Ce que je vais raconter de ma première nuit de New York fera sourire les Américains;
aussi bien est-ce dans ce but que je l'écris. Dans un livre du merveilleux Rudyard Kipling,
je me rappelle avoir lu les épouvantes du sauvage Mowgli la première fois qu'il coucha
dans une cabane close: l'impression de sentir un toit au-dessus de sa tête lui devint bientôt
si intolérable, qu'il fut obligé d'aller s'étendre dehors à la belle étoile.

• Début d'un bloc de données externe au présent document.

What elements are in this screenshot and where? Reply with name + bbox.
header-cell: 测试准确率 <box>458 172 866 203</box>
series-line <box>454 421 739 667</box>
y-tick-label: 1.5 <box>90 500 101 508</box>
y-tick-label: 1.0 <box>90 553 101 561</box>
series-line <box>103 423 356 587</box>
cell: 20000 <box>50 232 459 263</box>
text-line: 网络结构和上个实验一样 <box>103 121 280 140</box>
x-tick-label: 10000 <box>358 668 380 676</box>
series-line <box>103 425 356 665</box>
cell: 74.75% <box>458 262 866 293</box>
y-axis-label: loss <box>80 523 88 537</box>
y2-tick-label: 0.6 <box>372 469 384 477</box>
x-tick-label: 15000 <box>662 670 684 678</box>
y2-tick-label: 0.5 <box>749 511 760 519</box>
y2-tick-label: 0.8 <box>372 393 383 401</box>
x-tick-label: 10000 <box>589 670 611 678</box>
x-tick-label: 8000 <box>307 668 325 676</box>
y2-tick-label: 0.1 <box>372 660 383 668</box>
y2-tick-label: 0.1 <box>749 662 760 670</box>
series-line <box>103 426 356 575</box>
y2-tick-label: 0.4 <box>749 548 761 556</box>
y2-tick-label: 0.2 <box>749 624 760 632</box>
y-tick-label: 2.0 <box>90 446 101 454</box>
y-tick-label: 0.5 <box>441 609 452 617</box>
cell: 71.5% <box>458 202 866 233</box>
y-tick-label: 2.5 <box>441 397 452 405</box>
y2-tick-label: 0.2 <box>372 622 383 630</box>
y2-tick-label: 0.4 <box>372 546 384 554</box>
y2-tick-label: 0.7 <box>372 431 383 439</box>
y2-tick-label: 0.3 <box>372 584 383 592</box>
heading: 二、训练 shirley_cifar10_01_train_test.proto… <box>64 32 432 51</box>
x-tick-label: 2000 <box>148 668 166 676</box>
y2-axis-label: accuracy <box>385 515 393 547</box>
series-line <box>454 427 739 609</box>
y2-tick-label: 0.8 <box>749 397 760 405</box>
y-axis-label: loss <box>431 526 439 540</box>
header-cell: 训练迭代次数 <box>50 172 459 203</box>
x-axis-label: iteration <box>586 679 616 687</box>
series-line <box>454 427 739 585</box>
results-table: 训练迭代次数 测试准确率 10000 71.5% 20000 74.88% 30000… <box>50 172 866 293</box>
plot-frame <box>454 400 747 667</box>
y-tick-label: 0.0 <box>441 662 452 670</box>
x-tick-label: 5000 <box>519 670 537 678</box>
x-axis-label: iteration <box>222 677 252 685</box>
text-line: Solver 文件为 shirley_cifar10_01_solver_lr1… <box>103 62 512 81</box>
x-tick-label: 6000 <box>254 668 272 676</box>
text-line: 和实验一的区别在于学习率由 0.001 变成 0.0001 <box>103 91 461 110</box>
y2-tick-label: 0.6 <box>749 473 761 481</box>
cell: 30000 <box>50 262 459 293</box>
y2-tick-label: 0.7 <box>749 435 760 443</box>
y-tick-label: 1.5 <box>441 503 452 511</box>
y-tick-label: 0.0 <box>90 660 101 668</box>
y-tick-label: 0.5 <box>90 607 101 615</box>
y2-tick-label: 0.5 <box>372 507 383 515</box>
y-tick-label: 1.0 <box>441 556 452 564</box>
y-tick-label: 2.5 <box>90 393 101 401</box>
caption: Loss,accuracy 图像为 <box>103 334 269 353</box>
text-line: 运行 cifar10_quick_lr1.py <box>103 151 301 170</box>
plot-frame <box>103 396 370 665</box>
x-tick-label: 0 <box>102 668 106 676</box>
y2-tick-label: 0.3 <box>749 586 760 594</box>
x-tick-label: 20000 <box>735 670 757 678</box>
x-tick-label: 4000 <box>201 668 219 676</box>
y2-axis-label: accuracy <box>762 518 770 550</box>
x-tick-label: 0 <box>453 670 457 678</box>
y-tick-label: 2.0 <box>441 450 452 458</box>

Eh bien! J'ai presque
subi cette nuit une petite angoisse analogue, et c'étaient les gratte-ciel, c'étaient les grandes
lettres réclames au-dessus de moi, c'étaient les grands tonneaux rouges montés sur leurs
échasses de fonte; trop de choses en l'air, vraiment, pas assez de calme là-haut. Et puis, ces
six millions d'êtres humains tassés alentour, ce foisonnement de monde, cette superposition à
outrance oppressaient mon sommeil. Oh! Les gratte-ciel, déformés et allongés en rêve! Un en
particulier (celui du trust des caoutchoucs, si je ne m'abuse), un qui surgit là très proche, un
tout en marbre qui doit être d'un poids à faire frémir! Il m'écrasait comme une surcharge, et
parfois quelque hallucination me le montrait incliné et croulant...

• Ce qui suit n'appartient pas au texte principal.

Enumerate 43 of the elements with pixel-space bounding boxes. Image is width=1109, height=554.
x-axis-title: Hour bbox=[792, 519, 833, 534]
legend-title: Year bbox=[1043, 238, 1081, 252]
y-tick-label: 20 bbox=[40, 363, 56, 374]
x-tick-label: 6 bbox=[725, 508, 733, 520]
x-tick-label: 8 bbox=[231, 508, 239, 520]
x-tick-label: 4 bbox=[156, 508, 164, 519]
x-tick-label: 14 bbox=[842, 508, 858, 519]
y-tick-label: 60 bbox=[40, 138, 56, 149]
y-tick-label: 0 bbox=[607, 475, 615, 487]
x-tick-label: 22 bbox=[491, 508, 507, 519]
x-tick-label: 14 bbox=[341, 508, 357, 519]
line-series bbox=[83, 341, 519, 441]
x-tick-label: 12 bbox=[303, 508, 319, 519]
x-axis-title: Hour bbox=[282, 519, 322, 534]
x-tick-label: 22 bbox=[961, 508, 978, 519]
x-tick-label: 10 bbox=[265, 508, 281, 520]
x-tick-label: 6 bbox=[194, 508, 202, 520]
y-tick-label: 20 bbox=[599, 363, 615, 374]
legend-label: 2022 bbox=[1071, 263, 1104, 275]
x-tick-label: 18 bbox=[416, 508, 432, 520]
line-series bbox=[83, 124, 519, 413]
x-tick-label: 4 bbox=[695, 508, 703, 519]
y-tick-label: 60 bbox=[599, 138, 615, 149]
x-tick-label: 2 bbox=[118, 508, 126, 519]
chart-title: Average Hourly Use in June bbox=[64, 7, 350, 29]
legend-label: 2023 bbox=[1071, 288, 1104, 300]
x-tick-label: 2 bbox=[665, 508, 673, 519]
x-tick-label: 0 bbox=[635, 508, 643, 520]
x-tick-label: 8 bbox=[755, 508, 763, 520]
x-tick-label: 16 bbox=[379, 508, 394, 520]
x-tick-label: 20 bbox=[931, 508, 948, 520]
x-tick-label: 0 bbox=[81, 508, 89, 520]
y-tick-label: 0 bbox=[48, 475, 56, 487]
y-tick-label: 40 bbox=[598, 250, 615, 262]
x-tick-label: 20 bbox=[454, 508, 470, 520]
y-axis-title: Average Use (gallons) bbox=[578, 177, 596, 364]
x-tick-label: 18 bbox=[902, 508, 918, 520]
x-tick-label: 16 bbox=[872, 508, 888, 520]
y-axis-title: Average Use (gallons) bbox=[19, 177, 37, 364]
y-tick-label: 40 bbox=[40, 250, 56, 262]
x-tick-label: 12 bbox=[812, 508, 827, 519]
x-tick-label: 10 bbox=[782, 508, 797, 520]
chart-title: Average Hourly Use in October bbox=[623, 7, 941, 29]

C'est dimanche aujourd'hui; le matin se lève dans une brume lourde et moite; il fera une
des chaudes journées de cette saison automnale qu'on appelle ici «l'été indien». Sur New
York pèse la torpeur des dimanches anglais et, dans les avenues, les voitures électriques
ont consenti une trêve d'agitation. Rien à faire, les théâtres chôment et demain seulement je
pourrai commencer à suivre les répétitions du drame qui m'a amené en Amérique. Mais dans
le voisinage, tout près, il y a Central Park, que j'aperçois par ma fenêtre, avec ses arbres déjà
effeuillés; j'irai donc là, chercher un peu d'air et de paix. | What I am about to tell you of my first night in New York will bring a smile to American faces; and this is precisely why I am writing it. In a book by the wonderful Rudyard Kipling, I remember reading of the terrors wild Mowgli felt the first time he slept in an enclosed hut: the sensation of having a roof over his head soon became so unbearable, that he was compelled to go and lie outside under the stars. Well, that night in New York, I felt a similar anxiety and it was the skyscrapers, the adverts in big letters above me, the big red barrels on their spindle legs of iron; too many things high up, really not enough quiet up there. And then the idea of six million human beings crammed around me, this proliferation of people, this exaggerated piling up were weighing on my sleep. Oh, the deformed and elongated skyscrapers of my dreams! One in particular (that of the rubber corporation, if I am not mistaken), one that sprang up very close, one all in marble that must be a terrifying weight! It was crushing me as a surplus, and sometimes in some hallucination I saw it leaning and crumbling… Today is Sunday; the day is starting with a damp heavy mist; it is going to be one of those hot days you get in the autumn which the locals call an “Indian summer”. Over New York hangs the torpor of an English Sunday and in the streets, the electric cars have agreed a truce on the agitation front. Nothing to do, the theatres are closed and only tomorrow will I be able to start rehearsals for the play which brought me to America. However, in the neighbourhood, close by, is Central Park, which I can glimpse from my window, with its trees already bare; this is where I will go for fresh air and quiet.